Sixty-six per cent of Californians say they would invest in green bonds because of their potential environmental impact. A recent analysis by the National Bureau of Economic Research concluded that for the U.S. to reach its Paris Agreement targets by 2050 carries an $8-trillion price tag. A robust green bond market is seen as essential to finance the country’s transition to a sustainable future.

As Ramanathan has pointed out, a sustainable future is achievable. Global CO2 emissions grew at a rate of 2.9 per cent per year between 2000 and 2011. They slowed to a near-zero growth rate by 2015. The United States and China are credited as the primary drivers of this trend, with their respective commitments to increase production of renewable solar and wind energy. Studies estimate that by 2015 there was enough renewable energy capacity to meet nearly 24 per cent of global electricity demand. Technologies ranging from cleaner diesel engines to methane capture exist, and are in use in much of the developed world.

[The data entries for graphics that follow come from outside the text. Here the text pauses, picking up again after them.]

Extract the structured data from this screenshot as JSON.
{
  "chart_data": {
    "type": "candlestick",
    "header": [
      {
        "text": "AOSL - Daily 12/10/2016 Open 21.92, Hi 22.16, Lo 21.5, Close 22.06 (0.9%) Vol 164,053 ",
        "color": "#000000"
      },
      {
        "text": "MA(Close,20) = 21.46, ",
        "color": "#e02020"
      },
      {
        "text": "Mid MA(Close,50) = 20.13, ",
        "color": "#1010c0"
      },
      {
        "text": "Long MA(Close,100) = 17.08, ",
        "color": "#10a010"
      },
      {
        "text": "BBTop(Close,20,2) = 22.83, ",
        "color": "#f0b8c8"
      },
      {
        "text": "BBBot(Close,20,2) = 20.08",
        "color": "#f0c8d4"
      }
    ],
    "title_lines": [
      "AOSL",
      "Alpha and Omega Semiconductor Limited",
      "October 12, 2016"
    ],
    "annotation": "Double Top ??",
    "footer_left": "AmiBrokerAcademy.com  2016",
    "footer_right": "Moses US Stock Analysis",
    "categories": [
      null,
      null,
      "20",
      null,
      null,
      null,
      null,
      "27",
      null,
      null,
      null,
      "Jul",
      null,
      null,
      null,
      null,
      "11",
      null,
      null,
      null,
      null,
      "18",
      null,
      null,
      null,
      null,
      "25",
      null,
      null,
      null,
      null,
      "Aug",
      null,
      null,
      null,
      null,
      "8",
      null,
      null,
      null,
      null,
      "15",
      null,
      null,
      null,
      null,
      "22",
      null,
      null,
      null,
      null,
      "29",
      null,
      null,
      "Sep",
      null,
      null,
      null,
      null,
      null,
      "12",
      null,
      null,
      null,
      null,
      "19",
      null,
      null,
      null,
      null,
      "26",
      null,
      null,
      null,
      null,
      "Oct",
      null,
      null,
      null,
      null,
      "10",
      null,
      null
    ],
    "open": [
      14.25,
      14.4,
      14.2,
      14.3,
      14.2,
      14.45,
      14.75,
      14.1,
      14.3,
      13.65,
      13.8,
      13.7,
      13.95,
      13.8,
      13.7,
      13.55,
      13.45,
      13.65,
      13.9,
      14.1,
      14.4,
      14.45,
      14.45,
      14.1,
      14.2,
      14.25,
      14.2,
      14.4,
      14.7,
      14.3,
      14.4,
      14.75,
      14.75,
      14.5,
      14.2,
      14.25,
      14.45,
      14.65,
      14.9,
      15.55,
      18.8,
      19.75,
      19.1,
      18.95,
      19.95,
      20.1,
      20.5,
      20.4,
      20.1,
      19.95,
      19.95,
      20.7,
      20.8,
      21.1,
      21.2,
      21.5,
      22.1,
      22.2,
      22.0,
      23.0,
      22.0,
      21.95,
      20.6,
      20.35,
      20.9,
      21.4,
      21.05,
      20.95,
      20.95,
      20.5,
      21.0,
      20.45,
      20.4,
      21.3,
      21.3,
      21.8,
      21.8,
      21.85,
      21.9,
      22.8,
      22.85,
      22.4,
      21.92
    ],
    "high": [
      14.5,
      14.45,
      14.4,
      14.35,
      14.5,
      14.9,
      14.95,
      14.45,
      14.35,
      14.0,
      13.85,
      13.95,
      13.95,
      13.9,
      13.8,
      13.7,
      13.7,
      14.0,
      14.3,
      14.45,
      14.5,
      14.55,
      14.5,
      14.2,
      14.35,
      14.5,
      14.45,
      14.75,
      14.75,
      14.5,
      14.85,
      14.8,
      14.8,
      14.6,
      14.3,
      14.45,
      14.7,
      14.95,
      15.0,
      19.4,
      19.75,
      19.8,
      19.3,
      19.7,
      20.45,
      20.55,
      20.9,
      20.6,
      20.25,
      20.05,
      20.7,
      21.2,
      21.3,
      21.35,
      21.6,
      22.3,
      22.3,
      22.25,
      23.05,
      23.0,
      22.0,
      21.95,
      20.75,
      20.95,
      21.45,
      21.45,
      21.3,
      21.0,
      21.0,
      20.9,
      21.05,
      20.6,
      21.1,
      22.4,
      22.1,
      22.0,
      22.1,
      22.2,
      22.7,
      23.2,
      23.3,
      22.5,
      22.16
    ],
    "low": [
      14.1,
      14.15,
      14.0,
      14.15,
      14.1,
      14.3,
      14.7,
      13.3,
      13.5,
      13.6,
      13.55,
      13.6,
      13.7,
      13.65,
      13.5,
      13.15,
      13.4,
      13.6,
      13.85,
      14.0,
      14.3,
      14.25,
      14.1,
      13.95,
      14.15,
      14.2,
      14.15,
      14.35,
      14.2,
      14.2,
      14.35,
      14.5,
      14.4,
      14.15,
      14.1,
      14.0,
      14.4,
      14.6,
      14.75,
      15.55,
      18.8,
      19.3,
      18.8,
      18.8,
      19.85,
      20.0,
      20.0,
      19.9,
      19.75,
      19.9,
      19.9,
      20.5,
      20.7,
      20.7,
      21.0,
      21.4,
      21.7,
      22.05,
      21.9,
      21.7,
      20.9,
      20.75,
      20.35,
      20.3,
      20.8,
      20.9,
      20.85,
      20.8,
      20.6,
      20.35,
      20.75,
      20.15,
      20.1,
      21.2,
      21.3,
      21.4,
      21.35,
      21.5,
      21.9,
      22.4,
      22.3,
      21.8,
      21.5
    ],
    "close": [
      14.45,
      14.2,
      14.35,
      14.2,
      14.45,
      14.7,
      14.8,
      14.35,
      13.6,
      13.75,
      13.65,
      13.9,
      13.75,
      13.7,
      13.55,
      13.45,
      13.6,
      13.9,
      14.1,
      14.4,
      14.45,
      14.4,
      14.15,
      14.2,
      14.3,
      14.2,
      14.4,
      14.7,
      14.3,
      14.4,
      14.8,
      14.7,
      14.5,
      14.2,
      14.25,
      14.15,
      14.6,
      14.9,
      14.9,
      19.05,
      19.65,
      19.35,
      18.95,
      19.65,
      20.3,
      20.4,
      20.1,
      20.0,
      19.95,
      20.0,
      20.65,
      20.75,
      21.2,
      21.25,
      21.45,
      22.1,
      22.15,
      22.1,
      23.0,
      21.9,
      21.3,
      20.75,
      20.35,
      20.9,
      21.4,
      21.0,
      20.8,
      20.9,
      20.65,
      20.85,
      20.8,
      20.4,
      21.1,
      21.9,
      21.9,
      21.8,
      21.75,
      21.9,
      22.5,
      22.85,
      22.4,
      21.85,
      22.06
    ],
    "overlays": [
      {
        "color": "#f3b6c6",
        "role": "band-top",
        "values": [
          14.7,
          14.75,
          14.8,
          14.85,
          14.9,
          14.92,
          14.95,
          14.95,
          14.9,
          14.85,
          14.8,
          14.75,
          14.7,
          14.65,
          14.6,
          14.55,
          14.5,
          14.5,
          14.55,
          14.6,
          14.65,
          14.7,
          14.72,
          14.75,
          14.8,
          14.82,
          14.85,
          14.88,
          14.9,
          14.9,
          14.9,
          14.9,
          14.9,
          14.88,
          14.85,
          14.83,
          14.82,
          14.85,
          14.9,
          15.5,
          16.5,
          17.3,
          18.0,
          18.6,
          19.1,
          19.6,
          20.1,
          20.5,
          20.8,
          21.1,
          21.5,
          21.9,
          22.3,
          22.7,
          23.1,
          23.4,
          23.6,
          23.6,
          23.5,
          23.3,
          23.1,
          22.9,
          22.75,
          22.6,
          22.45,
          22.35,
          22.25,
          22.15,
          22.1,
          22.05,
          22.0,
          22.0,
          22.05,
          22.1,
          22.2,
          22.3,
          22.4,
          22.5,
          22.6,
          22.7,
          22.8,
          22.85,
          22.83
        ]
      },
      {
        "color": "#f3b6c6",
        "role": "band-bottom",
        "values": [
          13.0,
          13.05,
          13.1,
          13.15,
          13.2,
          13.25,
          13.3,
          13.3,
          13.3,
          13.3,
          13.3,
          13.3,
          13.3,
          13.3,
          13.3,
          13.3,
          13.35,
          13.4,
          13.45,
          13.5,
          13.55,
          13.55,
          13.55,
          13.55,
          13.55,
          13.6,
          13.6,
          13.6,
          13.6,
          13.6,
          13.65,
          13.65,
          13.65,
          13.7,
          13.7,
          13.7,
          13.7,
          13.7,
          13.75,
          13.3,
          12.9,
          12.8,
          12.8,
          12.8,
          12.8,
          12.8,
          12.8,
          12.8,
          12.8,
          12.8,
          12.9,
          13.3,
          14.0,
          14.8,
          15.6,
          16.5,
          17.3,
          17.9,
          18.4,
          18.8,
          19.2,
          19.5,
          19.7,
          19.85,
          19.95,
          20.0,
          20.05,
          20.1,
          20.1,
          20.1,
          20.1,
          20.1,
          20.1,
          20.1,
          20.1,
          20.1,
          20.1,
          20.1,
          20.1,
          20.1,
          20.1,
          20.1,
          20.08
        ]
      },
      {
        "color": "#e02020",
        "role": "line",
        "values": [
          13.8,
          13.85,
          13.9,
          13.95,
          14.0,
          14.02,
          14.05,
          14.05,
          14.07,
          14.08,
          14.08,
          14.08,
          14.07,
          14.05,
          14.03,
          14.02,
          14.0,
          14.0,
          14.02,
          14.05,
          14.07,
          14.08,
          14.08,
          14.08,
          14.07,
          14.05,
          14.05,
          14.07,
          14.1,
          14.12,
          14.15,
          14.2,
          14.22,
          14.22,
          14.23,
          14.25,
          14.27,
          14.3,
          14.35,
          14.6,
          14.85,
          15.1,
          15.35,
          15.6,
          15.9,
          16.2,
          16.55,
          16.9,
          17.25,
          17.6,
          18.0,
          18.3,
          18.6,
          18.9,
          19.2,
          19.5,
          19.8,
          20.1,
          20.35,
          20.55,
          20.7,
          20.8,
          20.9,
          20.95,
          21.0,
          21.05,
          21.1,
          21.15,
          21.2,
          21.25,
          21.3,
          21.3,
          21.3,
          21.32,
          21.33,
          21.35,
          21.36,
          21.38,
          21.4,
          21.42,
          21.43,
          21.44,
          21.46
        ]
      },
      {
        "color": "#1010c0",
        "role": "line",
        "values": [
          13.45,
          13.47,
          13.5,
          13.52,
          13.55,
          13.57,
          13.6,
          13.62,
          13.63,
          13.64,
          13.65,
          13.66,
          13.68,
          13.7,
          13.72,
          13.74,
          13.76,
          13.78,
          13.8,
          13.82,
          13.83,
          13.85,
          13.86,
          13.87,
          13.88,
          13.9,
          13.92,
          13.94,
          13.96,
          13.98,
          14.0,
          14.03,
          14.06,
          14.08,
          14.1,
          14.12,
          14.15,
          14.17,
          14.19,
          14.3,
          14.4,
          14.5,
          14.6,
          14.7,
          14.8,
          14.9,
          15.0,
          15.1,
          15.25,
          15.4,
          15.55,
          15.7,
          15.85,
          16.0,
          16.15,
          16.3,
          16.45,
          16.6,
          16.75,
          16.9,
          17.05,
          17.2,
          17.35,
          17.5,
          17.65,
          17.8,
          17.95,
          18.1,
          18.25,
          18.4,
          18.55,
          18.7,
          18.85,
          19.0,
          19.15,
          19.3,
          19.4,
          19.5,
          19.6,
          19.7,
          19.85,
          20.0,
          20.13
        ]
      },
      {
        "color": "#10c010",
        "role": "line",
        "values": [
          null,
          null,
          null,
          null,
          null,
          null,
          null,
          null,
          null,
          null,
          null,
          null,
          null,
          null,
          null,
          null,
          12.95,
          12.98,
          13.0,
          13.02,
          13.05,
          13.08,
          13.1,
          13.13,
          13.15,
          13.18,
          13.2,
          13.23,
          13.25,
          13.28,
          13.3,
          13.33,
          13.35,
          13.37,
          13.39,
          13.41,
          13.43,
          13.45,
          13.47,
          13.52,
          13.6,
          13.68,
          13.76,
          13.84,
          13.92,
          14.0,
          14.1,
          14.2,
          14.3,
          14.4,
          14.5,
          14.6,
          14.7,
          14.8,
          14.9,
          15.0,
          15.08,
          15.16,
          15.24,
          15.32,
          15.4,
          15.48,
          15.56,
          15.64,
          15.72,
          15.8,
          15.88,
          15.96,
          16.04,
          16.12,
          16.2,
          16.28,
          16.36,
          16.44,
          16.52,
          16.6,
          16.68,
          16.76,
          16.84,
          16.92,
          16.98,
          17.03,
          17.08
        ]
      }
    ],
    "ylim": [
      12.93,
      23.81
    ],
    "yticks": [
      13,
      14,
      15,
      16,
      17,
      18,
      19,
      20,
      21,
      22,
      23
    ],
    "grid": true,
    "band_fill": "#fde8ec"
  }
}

So the signs are encouraging. But as an article co-authored by Ramanathan and Yangyang Xu, published last year in the Proceedings of the National Academy of Sciences of the United States, points out, aggressive policies will still be required to achieve carbon neutrality and climate stability.

Sharon M. Szmolyan, MBA is a regulator contributor to EnviroLine. She is a catalyst, founder and managing partner of the Alberta Media Investment Fund. Her focus is risk management in the entertainment and energy industries, and she divides her time between Los Angeles and Calgary.